Over the centuries, people from different areas started trying out whatever condiments was readily available in their region.
I am very proud to say that even we have the renowned Bandar or Tokkudu ladoo got the Geographical Indication (GI) tag in 2017. They are famous in the coastal town of Machilipatnam or Bandar as it is popularly known, in Andhra Pradesh. They have their own recipe of ladoos, made from besan and jaggery.
In Indian homes, recipes come down from traditions, stories, from instinct, and the perfect taste comes from experience. For example, when I cook, I rarely ever measure ingredients. I instinctively know how much to make or use. If you ask me how long to roast the besan, I would say; until it smells roasted.

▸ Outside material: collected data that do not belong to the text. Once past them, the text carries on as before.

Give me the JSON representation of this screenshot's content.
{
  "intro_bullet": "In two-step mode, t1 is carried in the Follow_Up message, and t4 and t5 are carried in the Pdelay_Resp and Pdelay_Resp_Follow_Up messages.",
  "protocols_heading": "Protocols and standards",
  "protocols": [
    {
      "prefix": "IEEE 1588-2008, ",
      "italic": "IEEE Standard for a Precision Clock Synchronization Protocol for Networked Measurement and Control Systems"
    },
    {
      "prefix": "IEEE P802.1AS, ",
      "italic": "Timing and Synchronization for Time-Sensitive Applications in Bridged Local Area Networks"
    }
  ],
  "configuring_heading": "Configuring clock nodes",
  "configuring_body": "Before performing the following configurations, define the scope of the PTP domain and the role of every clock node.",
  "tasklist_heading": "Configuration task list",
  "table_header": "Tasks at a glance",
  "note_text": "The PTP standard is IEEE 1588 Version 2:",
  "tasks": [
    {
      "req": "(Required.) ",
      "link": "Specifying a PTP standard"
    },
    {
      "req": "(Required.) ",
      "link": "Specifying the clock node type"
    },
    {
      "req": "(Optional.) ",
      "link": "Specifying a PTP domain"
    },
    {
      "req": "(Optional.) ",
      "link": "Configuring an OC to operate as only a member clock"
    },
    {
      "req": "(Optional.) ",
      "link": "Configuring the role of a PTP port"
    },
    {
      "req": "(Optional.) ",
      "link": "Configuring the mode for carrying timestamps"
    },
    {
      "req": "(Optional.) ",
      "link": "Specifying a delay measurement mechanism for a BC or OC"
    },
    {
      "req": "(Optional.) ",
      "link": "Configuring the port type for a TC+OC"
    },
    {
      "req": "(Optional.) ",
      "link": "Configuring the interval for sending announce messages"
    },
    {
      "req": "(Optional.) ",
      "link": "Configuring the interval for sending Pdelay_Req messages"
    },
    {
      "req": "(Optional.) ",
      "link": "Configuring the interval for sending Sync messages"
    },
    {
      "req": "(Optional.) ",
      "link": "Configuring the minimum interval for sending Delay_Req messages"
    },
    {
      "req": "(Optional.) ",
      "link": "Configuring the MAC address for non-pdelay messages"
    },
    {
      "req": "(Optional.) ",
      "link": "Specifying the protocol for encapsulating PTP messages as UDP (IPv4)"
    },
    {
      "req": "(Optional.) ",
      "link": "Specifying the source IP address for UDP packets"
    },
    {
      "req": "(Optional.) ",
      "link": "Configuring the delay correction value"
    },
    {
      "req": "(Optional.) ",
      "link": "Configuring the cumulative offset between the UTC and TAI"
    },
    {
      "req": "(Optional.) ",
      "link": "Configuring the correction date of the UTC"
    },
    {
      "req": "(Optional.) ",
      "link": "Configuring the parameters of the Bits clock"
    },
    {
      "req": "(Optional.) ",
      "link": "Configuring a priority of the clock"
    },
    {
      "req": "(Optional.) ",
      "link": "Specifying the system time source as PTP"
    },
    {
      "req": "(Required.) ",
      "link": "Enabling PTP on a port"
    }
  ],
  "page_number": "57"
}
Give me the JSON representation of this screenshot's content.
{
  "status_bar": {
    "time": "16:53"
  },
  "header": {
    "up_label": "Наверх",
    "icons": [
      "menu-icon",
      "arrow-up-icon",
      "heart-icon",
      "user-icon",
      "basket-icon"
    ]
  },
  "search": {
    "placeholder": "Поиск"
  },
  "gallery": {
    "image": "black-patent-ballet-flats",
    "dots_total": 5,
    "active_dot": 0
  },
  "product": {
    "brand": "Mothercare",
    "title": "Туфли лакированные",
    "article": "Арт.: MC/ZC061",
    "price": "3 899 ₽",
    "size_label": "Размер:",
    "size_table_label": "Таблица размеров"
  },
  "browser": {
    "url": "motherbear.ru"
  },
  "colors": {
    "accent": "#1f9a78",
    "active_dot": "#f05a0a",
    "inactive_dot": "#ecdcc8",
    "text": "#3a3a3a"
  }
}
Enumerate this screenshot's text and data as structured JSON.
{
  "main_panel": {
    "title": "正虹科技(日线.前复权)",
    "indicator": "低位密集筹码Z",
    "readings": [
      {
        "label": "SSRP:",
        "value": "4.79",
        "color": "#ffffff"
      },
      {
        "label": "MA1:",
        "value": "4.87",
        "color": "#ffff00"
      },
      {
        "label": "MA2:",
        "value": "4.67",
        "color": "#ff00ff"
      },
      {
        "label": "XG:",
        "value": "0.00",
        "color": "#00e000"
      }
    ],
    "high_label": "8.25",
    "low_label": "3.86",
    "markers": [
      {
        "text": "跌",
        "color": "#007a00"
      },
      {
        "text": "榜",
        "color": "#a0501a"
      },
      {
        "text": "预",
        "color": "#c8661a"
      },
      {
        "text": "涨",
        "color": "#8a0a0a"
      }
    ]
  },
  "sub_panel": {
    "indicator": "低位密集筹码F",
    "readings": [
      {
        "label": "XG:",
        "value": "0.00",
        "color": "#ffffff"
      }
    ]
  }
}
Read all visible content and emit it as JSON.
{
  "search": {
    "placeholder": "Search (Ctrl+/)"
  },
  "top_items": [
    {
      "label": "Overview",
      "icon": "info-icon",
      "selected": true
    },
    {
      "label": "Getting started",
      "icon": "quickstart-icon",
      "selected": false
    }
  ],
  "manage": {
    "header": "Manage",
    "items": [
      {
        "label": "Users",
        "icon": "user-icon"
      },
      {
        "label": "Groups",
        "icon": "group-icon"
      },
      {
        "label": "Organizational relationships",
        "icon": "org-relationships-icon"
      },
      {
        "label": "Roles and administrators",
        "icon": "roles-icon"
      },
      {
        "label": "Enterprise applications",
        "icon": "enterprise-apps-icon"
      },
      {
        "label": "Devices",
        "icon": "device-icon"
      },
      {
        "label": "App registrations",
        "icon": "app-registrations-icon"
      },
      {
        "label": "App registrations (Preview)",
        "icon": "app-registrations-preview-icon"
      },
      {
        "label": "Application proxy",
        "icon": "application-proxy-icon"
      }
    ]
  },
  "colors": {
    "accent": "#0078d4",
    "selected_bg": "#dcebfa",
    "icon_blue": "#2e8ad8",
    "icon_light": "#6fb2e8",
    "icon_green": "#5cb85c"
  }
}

Roasting the Besan for Besan ke Ladoo
The first step to make Besan ke Ladoo is to roast the besan in ghee. Ghee adds a nutty, caramel flavour and helps preserve the ladoos for a fortnight.
After roasting the besan looks like a golden hue, emanates a nutty aroma, and converts into a rich, aromatic ingredient, needed for this sweet. It is vital to roast the besan on a medium-low flame while stirring constantly. This process guarantees that each granule of besan is roasting evenly; it also stops the besan from scorching and becoming bitter.
Once the long-drawn roasting is done, the heat is turned off and it is allowed to cool marginally; the sugar and cardamom powder is then added to it.
Finally, you get the creamy, melt-in-your-mouth consistency that this ladoo is known for.
Recipe for Besan Ke Ladoo
3 cup ghee or clarified butter
6 cups besan or gram flour, coarse
4 cups of powdered sugar
12 pods cardamom or elaichi
3-4 spoons of milk
A handful of halved cashew
Firstly, in a large Kadai heat 3 cups of ghee and add 6 cups of besan.
Roast on low flame until the besan is nicely combined with the ghee.
Continue to roast on low flame.
After 20 minutes, the besan starts to release ghee from the sides.
Continue to roast until the besan turns golden brown and grainy. It may take about 30 minutes.
Sprinkle the milk over the besan and keep stirring.
Now, remove from fire and allow to cool slightly.
Powder the sugar and cardamom in a blender.
Once the besan is slightly warm add in the powdered sugar.
Mix well making sure everything is well combined.
Finally, take about two tablespoons of the batter and squeeze it together in your palm a few times in order to form a small round ball.
Use only one hand. Lightly grease your palms with ghee, as this provides a seal around the laddoo. Add half a slice of cashew to every ball of ladoo.
If the mixture is sticking to your palm please wipe it off before rolling again.
As the laddoos cool, they convert from a soft, flaky consistency into a firm, solid mass.
Enjoy besan ladoos for 2-3 weeks in an airtight container.
The final booty of precious, compressed golden balls, with a crumbly centre, will melt into a soft, creamy texture on the tongue.
- The Gram flour should be preferably grainy
- Do not add sugar while the mixture is hot. As it will melt the sugar and makes the mixture watery.
- Sprinkle the milk all over and not pour it.